Ein außerordentliches Fossil belegt, wie ein Meeressäuger gleich zwei große Raubtiere satt machte. Die Überreste zeigen im Detail, wie der tödliche Angriff ablief.
Rekonstruktion des Kampfs zwischen einem Kaiman und einer Seekuh in gedämpften Farben, Blut färbt das Wasser rot. Im Hintergrund rechts lauert ein Hai auf seine Gelegenheit. Die Seekuh schwimmt noch oben, das Krokodil darunter.
So könnte der Todeskampf zwischen dem Kaiman und der Seekuh ausgesehen haben. Im Hintergrund wartet der Hai auf seine Chance.

Fressen und gefressen werden – das ist das Prinzip der Nahrungskette. Doch wer vor Urzeiten wen fraß, ist oft schwer herauszubekommen. Ein bemerkenswertes Fossil zeigt nun, wie gleich zwei große Raubtiere einst eine wahrscheinlich mehr als zwei Meter lange Ur-Seekuh töteten und zerlegten. Von dem einem Dugong ähnlichen Tier, das vor etwa 11 bis 23 Millionen Jahren im heutigen Venezuela lebte, ist nicht mehr allzu viel übrig – doch die verbleibenden Teile von Schädel und Wirbelsäule zeigen das dramatische Ende des Meeressäugers. Wie ein Team um Aldo Benites-Palomino von der Universität Zürich berichtet, haben mehrere Bissmarken von den Zähnen eines Krokodils den Schädel durchlöchert. Außerdem überziehen mehrere tiefe Kerben Kopf, Wirbel und Rippen.

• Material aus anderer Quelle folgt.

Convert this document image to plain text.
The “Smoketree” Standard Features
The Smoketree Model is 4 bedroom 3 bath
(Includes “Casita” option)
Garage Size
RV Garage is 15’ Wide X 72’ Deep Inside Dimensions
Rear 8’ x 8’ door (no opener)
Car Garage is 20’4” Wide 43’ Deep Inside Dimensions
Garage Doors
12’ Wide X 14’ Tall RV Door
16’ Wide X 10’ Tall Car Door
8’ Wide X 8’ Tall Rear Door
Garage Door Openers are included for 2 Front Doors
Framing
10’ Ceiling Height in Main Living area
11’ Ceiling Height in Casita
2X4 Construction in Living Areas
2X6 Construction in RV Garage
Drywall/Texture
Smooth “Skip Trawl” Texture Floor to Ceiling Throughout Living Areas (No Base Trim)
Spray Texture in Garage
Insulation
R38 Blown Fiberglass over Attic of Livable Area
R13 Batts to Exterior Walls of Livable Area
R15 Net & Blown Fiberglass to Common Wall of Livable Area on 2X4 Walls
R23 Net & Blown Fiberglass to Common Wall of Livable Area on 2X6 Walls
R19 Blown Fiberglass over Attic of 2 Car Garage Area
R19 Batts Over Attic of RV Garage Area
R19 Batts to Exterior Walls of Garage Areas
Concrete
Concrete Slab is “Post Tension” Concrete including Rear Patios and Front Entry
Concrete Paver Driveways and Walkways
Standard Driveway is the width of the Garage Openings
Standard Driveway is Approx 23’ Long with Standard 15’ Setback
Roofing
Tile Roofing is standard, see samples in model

Wer letztere Verletzungen verursachte, offenbart ein weiterer Fund nachdrücklich: Im Nacken der Seekuh steckte der Zahn eines Tigerhais, der wahrscheinlich später die Reste des Kadavers anknabberte. Dass sich an dem Skelett gleich die Spuren von zwei Raubtieren identifizieren lassen, mache den Fund außerordentlich, schreibt die Arbeitsgruppe in der Fachzeitschrift »Journal of Vertebrate Paleontology«.

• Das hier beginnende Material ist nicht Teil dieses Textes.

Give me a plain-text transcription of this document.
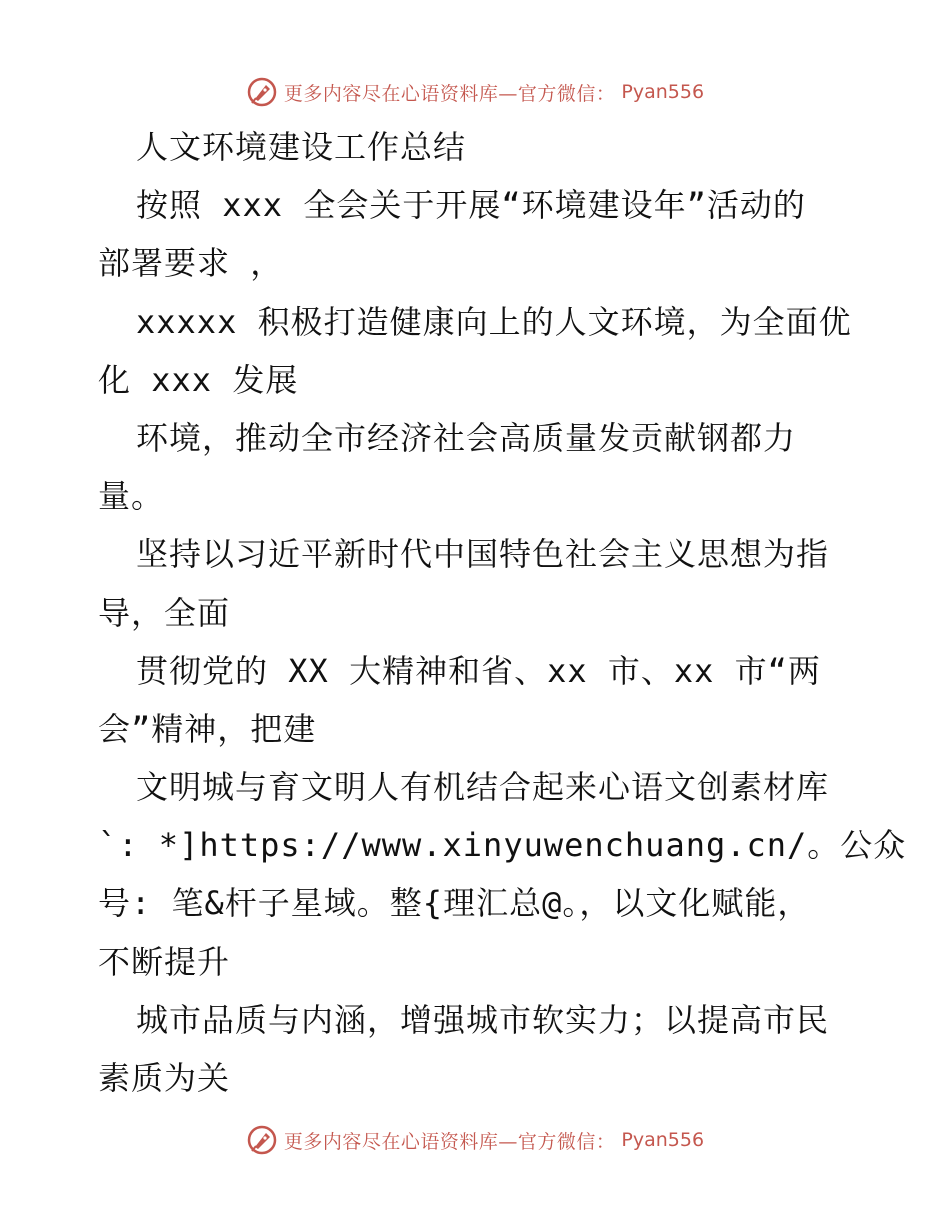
更多内容尽在心语资料库—官方微信： Pyan556
人文环境建设工作总结
按照 xxx 全会关于开展“环境建设年”活动的
部署要求 ，
xxxxx 积极打造健康向上的人文环境，为全面优
化 xxx 发展
环境，推动全市经济社会高质量发贡献钢都力
量。
坚持以习近平新时代中国特色社会主义思想为指
导，全面
贯彻党的 XX 大精神和省、xx 市、xx 市“两
会”精神，把建
文明城与育文明人有机结合起来心语文创素材库
`: *]https://www.xinyuwenchuang.cn/。公众
号: 笔&杆子星域。整{理汇总@。，以文化赋能，
不断提升
城市品质与内涵，增强城市软实力；以提高市民
素质为关
更多内容尽在心语资料库—官方微信： Pyan556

Zu Lebzeiten der Seekuh war das Falcón-Becken im heutigen Nordwestvenezuela ein tropisches, flaches Küstenmeer. Die damalige Fauna unterschied sich dabei wenig von der heutigen Zusammensetzung. Anhand der Bissmarken stellten die Fachleute um Benites-Palomino fest, dass ein mittelgroßes Krokodil, ähnlich einem Kaiman, die Seekuh zuerst in die Schnauze gebissen hatte. Der vordere Teil des Schädels weist typische Bissmarken auf. Das Raubtier packte ein zweites Mal zu – und diesmal führte es ein brutales Manöver aus, für das Krokodile berüchtigt sind: die Todesrolle. Dabei greift das Krokodil sein Opfer und dreht sich mehrmals um seine eigene Achse. Die verlängerten Bissspuren am Schädel der Seekuh zeigen, wie das Tier mit der Bewegung mitgezerrt wurde.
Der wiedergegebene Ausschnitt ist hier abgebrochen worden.